Home / Rumah Tangga / Tuan CEO Tak Lagi Mencintaiku / Pertemuan Samuel dan Clarissa yang Menyesakkan Dada Anne

Share

Pertemuan Samuel dan Clarissa yang Menyesakkan Dada Anne

Author: Senja Berpena
last update Last Updated: 2025-08-12 23:33:16

Pagi itu, Anne bangun lebih awal dari biasanya. Ada rasa hangat mengalir di dadanya karena hari ini adalah hari ulang tahunnya.

Ia bahkan sudah menata rambut dan memilih gaun sederhana namun cantik. Dalam hatinya, dia membayangkan Samuel akan mengucapkan selamat ulang tahun padanya atau mungkin menyiapkan sesuatu untuknya.

Meja makan sudah dia susun rapi. Ada kopi kesukaan Samuel, roti panggang, dan potongan buah segar. Ia duduk menunggu sambil sesekali melirik pintu masuk.

Langkah kaki Samuel terdengar dari arah kamar. Anne tersenyum dengan jantung yang berdebar.

Dia sudah membayangkan, mungkin dia akan mendapat pelukan, mungkin ciuman hangat, atau sekadar ucapan “Selamat ulang tahun” yang berarti banyak baginya.

“Selamat pagi, Samuel,” sapa Anne dengan senyum lembut di bibirnya.

Samuel hanya mengangguk lalu duduk di kursi meja makan. Dia meneguk kopi dan membuka ponselnya, lalu berdiri.

“Aku harus berangkat lebih awal. Ada rapat penting yang tidak bisa ditunda,” ucapnya sambil menaruh ponselnya ke dalam saku celananya.

Anne menatapnya dan menunggu suaminya mengucapkan sesuatu padanya. Tapi tidak ada. Tidak ada pelukan. Tidak ada ucapan. Bahkan tatapannya pun biasa saja.

“Kau … tidak mau sarapan dulu?” tanya Anne pelan.

“Aku tidak lapar,” jawab Samuel singkat lalu melangkah pergi.

“Kau … melupakan sesuatu, Samuel. Apa kau tidak ingat hari ini hari apa?” tanya Anne dan membuat langkah Samuel berhenti.

Samuel menoleh ke arah Anne yang kini tersenyum penuh harap—berharap Samuel ingat dan mengucapkan selamat padanya.

“Aku bukan pria tua yang sudah pikun, Anne. Ini hari Selasa. Sudahlah, jangan bertanya hal yang tidak penting seperti ini!”

Samuel kembali melangkahkan kakinya dan meninggalkan luka pada hati Anne. Benar-benar di luar dugaan. Samuel benar-benar lupa bahwa hari ini adalah hari ulang tahun istrinya.

“Dia benar-benar berubah. Aku pikir, perubahan sikapnya yang dingin karena sedang menyiapkan sesuatu untukku. Ternyata aku hanya berekspektasi terlalu tinggi.”

Anne hanya bisa tersenyum lirih dan duduk dengan lemas di meja makan sambil menatap kosong hidangan yang sudah dia buat.

Sepanjang hari, Anne berusaha menyibukkan diri. Dia membersihkan rumah, mengatur bunga di vas, bahkan memanggang kue kecil untuk dirinya sendiri—sekadar memberi suasana berbeda.

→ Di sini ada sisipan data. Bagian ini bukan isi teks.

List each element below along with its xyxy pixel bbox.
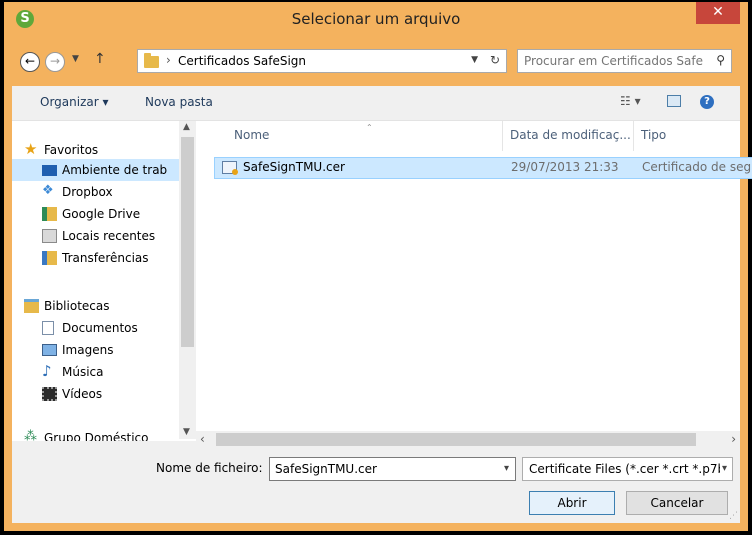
scrollbar-thumb[interactable] <box>181 137 194 347</box>
search-icon: ⚲ <box>716 53 725 67</box>
up-arrow-icon: ↑ <box>94 51 106 67</box>
file-selection-panel: Nome de ficheiro: SafeSignTMU.cer ▾ Cert… <box>12 448 740 523</box>
downloads-folder-icon <box>42 251 57 265</box>
column-header-type[interactable]: Tipo <box>641 121 666 151</box>
forward-button[interactable]: → <box>45 52 65 72</box>
new-folder-button[interactable]: Nova pasta <box>145 95 213 109</box>
homegroup-icon: ⁂ <box>24 429 37 441</box>
file-list: Nome ⌃ Data de modificaç... Tipo SafeSig… <box>196 121 752 431</box>
star-icon: ★ <box>24 140 38 158</box>
file-type: Certificado de seg... <box>642 160 752 174</box>
preview-pane-icon[interactable] <box>667 95 681 107</box>
nav-item-dropbox[interactable]: ❖ Dropbox <box>12 181 182 203</box>
nav-item-pictures[interactable]: Imagens <box>12 339 182 361</box>
window-title: Selecionar um arquivo <box>291 10 461 28</box>
address-field[interactable]: › Certificados SafeSign ▼ ↻ <box>137 49 507 73</box>
scroll-up-icon[interactable]: ▲ <box>183 122 190 132</box>
up-button[interactable]: ↑ <box>94 51 106 67</box>
filter-dropdown-icon[interactable]: ▾ <box>719 458 727 480</box>
scroll-left-icon[interactable]: ‹ <box>200 432 205 446</box>
nav-item-desktop[interactable]: Ambiente de trab <box>12 159 182 181</box>
refresh-icon[interactable]: ↻ <box>490 53 500 67</box>
column-header-name[interactable]: Nome <box>234 121 269 151</box>
organize-button[interactable]: Organizar ▾ <box>40 95 109 109</box>
nav-homegroup[interactable]: ⁂ Grupo Doméstico <box>12 427 182 441</box>
filename-field[interactable]: SafeSignTMU.cer ▾ <box>269 457 516 481</box>
address-dropdown-icon[interactable]: ▼ <box>471 55 478 65</box>
file-name: SafeSignTMU.cer <box>243 160 345 174</box>
scroll-down-icon[interactable]: ▼ <box>183 427 190 437</box>
help-icon[interactable]: ? <box>700 95 714 109</box>
title-bar: S Selecionar um arquivo ✕ <box>4 2 748 36</box>
nav-item-downloads[interactable]: Transferências <box>12 247 182 269</box>
search-input[interactable] <box>524 53 704 69</box>
close-icon: ✕ <box>712 4 724 20</box>
filename-label: Nome de ficheiro: <box>156 461 263 475</box>
file-row[interactable]: SafeSignTMU.cer 29/07/2013 21:33 Certifi… <box>214 157 752 179</box>
breadcrumb-chevron-icon: › <box>166 53 171 67</box>
nav-favorites[interactable]: ★ Favoritos <box>12 139 182 161</box>
libraries-icon <box>24 299 39 313</box>
filename-dropdown-icon[interactable]: ▾ <box>504 458 509 480</box>
address-bar-area: ← → ▼ ↑ › Certificados SafeSign ▼ ↻ ⚲ <box>12 36 740 86</box>
videos-icon <box>42 387 57 401</box>
column-header-date[interactable]: Data de modificaç... <box>510 121 631 151</box>
close-button[interactable]: ✕ <box>696 2 740 24</box>
dropbox-icon: ❖ <box>42 183 54 198</box>
nav-item-google-drive[interactable]: Google Drive <box>12 203 182 225</box>
file-type-filter[interactable]: Certificate Files (*.cer *.crt *.p7b ▾ <box>522 457 733 481</box>
search-field[interactable]: ⚲ <box>517 49 732 73</box>
dialog-client: ← → ▼ ↑ › Certificados SafeSign ▼ ↻ ⚲ Or… <box>12 36 752 523</box>
nav-item-music[interactable]: ♪ Música <box>12 361 182 383</box>
navigation-scrollbar[interactable]: ▲ ▼ <box>179 121 196 439</box>
file-type-filter-value[interactable]: Certificate Files (*.cer *.crt *.p7b <box>529 462 725 476</box>
navigation-pane: ★ Favoritos Ambiente de trab ❖ Dropbox G… <box>12 121 196 441</box>
change-view-icon[interactable]: ☷ ▾ <box>620 94 641 108</box>
forward-arrow-icon: → <box>49 54 61 68</box>
file-list-horizontal-scrollbar[interactable]: ‹ › <box>196 431 740 448</box>
nav-libraries[interactable]: Bibliotecas <box>12 295 182 317</box>
scroll-right-icon[interactable]: › <box>731 432 736 446</box>
command-bar: Organizar ▾ Nova pasta ☷ ▾ ? <box>12 86 740 121</box>
filename-value[interactable]: SafeSignTMU.cer <box>275 462 377 476</box>
back-arrow-icon: ← <box>24 54 36 68</box>
resize-grip-icon[interactable]: ⋰ <box>729 511 738 521</box>
music-icon: ♪ <box>42 362 52 380</box>
breadcrumb-current[interactable]: Certificados SafeSign <box>178 54 306 68</box>
open-button[interactable]: Abrir <box>529 491 615 515</box>
horizontal-scrollbar-thumb[interactable] <box>216 433 696 446</box>
recent-locations-button[interactable]: ▼ <box>72 54 79 64</box>
certificate-file-icon <box>222 161 238 175</box>
back-button[interactable]: ← <box>20 52 40 72</box>
nav-item-recent-places[interactable]: Locais recentes <box>12 225 182 247</box>
document-icon <box>42 321 54 335</box>
google-drive-icon <box>42 207 57 221</box>
cancel-button[interactable]: Cancelar <box>626 491 728 515</box>
sort-indicator-icon: ⌃ <box>366 123 373 132</box>
nav-item-videos[interactable]: Vídeos <box>12 383 182 405</box>
nav-item-documents[interactable]: Documentos <box>12 317 182 339</box>
desktop-icon <box>42 165 57 176</box>
folder-icon <box>144 53 159 68</box>
file-date: 29/07/2013 21:33 <box>511 160 619 174</box>
pictures-icon <box>42 344 57 356</box>
recent-places-icon <box>42 229 57 243</box>
dialog-window: S Selecionar um arquivo ✕ ← → ▼ ↑ › Cert… <box>4 2 752 531</box>
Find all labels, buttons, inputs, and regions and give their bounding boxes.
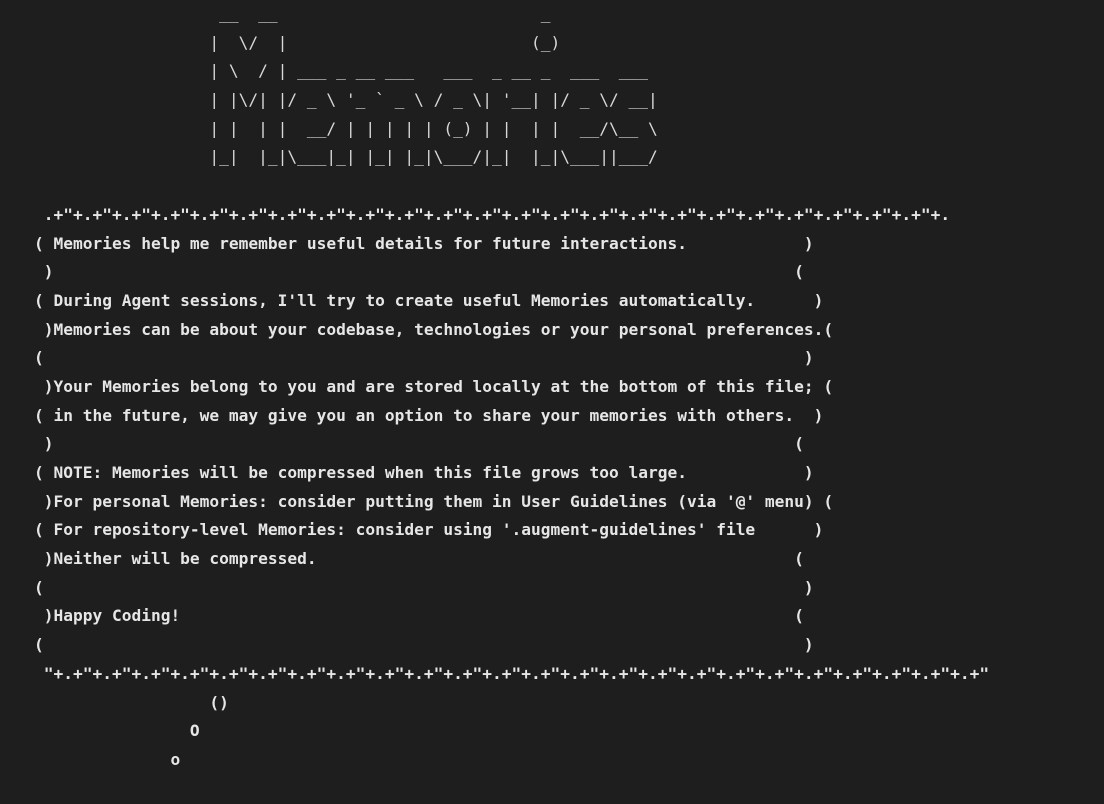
info-box-line: ( During Agent sessions, I'll try to cre…: [34, 290, 824, 310]
thought-bubble-line: O: [34, 721, 200, 741]
info-box-line: )Happy Coding! (: [34, 606, 804, 626]
info-box-line: ( Memories help me remember useful detai…: [34, 233, 814, 253]
logo-art-line: | | | | __/ | | | | | (_) | | | | __/\__…: [34, 118, 658, 138]
info-box-line: ) (: [34, 434, 804, 454]
info-box-line: ( For repository-level Memories: conside…: [34, 520, 824, 540]
info-box-line: )Neither will be compressed. (: [34, 549, 804, 569]
logo-art-line: | |\/| |/ _ \ '_ ` _ \ / _ \| '__| |/ _ …: [34, 90, 658, 110]
info-box-line: ) (: [34, 262, 804, 282]
info-box-line: )Your Memories belong to you and are sto…: [34, 376, 834, 396]
logo-art-line: | \/ | (_): [34, 32, 561, 52]
logo-art-line: | \ / | ___ _ __ ___ ___ _ __ _ ___ ___: [34, 61, 648, 81]
thought-bubble-line: (): [34, 692, 229, 712]
markdown-editor[interactable]: __ __ _ | \/ | (_) | \ / | ___ _ __ ___ …: [0, 0, 1104, 804]
logo-art-line: |_| |_|\___|_| |_| |_|\___/|_| |_|\___||…: [34, 147, 658, 167]
box-top-border: .+"+.+"+.+"+.+"+.+"+.+"+.+"+.+"+.+"+.+"+…: [34, 204, 951, 224]
info-box-line: ( in the future, we may give you an opti…: [34, 405, 824, 425]
info-box-line: ( ): [34, 635, 814, 655]
box-bottom-border: "+.+"+.+"+.+"+.+"+.+"+.+"+.+"+.+"+.+"+.+…: [34, 663, 990, 683]
info-box-line: )For personal Memories: consider putting…: [34, 491, 834, 511]
memories-banner: __ __ _ | \/ | (_) | \ / | ___ _ __ ___ …: [34, 0, 989, 775]
info-box-line: )Memories can be about your codebase, te…: [34, 319, 834, 339]
info-box-line: ( ): [34, 577, 814, 597]
thought-bubble-line: o: [34, 749, 181, 769]
info-box-line: ( NOTE: Memories will be compressed when…: [34, 463, 814, 482]
info-box-line: ( ): [34, 348, 814, 368]
logo-art-line: __ __ _: [34, 4, 551, 23]
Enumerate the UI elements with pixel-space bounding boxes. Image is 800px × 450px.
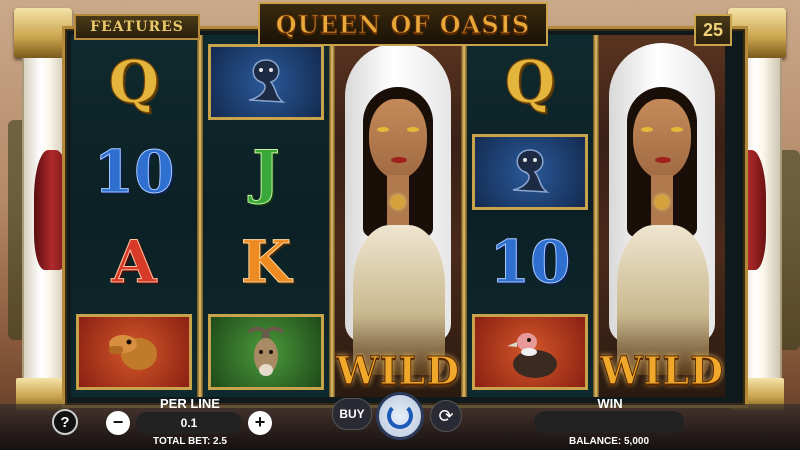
symbol-cobra [467,127,593,217]
help-button[interactable]: ? [52,409,78,435]
buy-label: BUY [339,407,365,421]
autoplay-icon: ⟳ [438,405,454,426]
spin-icon [387,403,413,429]
reel-3: WILD [335,35,461,397]
game-title-text: QUEEN OF OASIS [275,9,531,39]
decrease-bet-button[interactable]: − [106,411,130,435]
vulture-icon [507,333,557,378]
ibex-icon [247,326,285,376]
symbol-cobra [203,37,329,127]
symbol-q: Q [504,48,556,116]
total-bet: TOTAL BET: 2.5 [153,436,227,447]
cobra-icon [248,59,286,103]
queen-wild-symbol: WILD [599,35,725,397]
cobra-icon [512,149,550,193]
game-title: QUEEN OF OASIS [258,2,548,46]
wild-label: WILD [599,348,725,394]
spin-button[interactable] [376,392,424,440]
autoplay-button[interactable]: ⟳ [430,400,462,432]
help-icon: ? [60,413,70,431]
reel-frame: Q 10 A J K WILD Q 10 WILD [62,26,748,408]
paylines-count: 25 [702,19,724,40]
symbol-j: J [252,138,280,206]
paylines-badge: 25 [694,14,732,46]
reel-4: Q 10 [467,35,593,397]
symbol-10: 10 [489,228,571,296]
wild-label: WILD [335,348,461,394]
buy-feature-button[interactable]: BUY [332,398,372,430]
symbol-camel [71,307,197,397]
win-label: WIN [597,396,623,411]
reel-2: J K [203,35,329,397]
balance: BALANCE: 5,000 [568,436,650,447]
symbol-a: A [111,228,157,296]
per-line-label: PER LINE [160,396,220,411]
symbol-10: 10 [93,138,175,206]
camel-icon [109,335,157,370]
increase-bet-button[interactable]: + [248,411,272,435]
win-display [534,411,684,433]
reel-5: WILD [599,35,725,397]
queen-wild-symbol: WILD [335,35,461,397]
symbol-vulture [467,307,593,397]
symbol-k: K [240,228,292,296]
symbol-ibex [203,307,329,397]
reel-1: Q 10 A [71,35,197,397]
bet-stepper: − 0.1 + [104,411,274,435]
features-label: FEATURES [90,19,184,35]
per-line-value: 0.1 [136,412,242,434]
symbol-q: Q [108,48,160,116]
features-button[interactable]: FEATURES [74,14,200,40]
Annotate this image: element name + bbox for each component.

Ponselnya selalu dalam genggaman, menunggu pesan dari Samuel. Tapi jam demi jam berlalu, hanya keheningan yang menemani.

Sore menjelang malam, Anne mulai resah. Dia akhirnya mencoba menghubungi Samuel, tapi hanya dibalas dengan pesan singkat: “Aku sibuk dan akan pulang agak malam.”

Dia kini duduk di ruang tamu, tengah menatap kue ulang tahun kecil yang dia buat sendiri. Lilin sudah dia tancapkan, tapi belum dia nyalakan. Dia masih ingin menunggu Samuel.

Namun, pukul delapan malam, ponselnya bergetar. Nomor tak dikenal muncul di layar. Pesan itu membuat darahnya terasa berhenti mengalir.

"Samuel akan berada di hotel Grand Aurelia malam ini. Mungkin kau ingin tahu dengan siapa dia bertemu.”

Anne menatap layar itu lama. Tangannya gemetar. Ia mencoba menepis pikiran buruk—mungkin ini hanya fitnah. Tapi rasa penasaran yang bercampur takut mendorongnya untuk mencari tahu.

“Apa yang Samuel lakukan di sana?” gumamnya kemudian beranjak dari duduknya.

Lima belas menit kemudian, Anne tiba di sana dan segera memasuki lobby hotel Grand Aurelia.

Udara dingin bercampur aroma kopi mahal menyambutnya. Anne berdiri di sudut ruangan, matanya menelusuri setiap orang yang lewat.

Saat pintu lift terbuka, dia melihatnya—Samuel. Pria itu mengenakan jas gelap, wajahnya tampak tenang.

Di sisinya berjalan seorang wanita bergaun merah menyala, rambut panjangnya tergerai sempurna. Clarissa.

Anne sontak bersembunyi di balik pilar marmer, jantungnya berdegup kencang ketika melihatnya. Samuel berjalan agak di depan, tapi Clarissa mengikuti begitu dekat.

Tatapan Clarissa ke arah Samuel bukanlah tatapan rekan bisnis biasa—ada kedekatan di sana, sesuatu yang membuat perut Anne terasa mual.

Lift menutup kembali, meninggalkan Anne yang masih berdiri terpaku di sana. Ia memejamkan matanya, mencoba untuk berpikir jernih.

Tapi tubuhnya bergerak sendiri menuju resepsionis, pura-pura mencari seseorang. Dari layar reservasi, matanya menangkap nama Samuel terdaftar di lantai 30.

Dan di baris yang sama—tertulis “Tamu: Clarissa Hamilton.”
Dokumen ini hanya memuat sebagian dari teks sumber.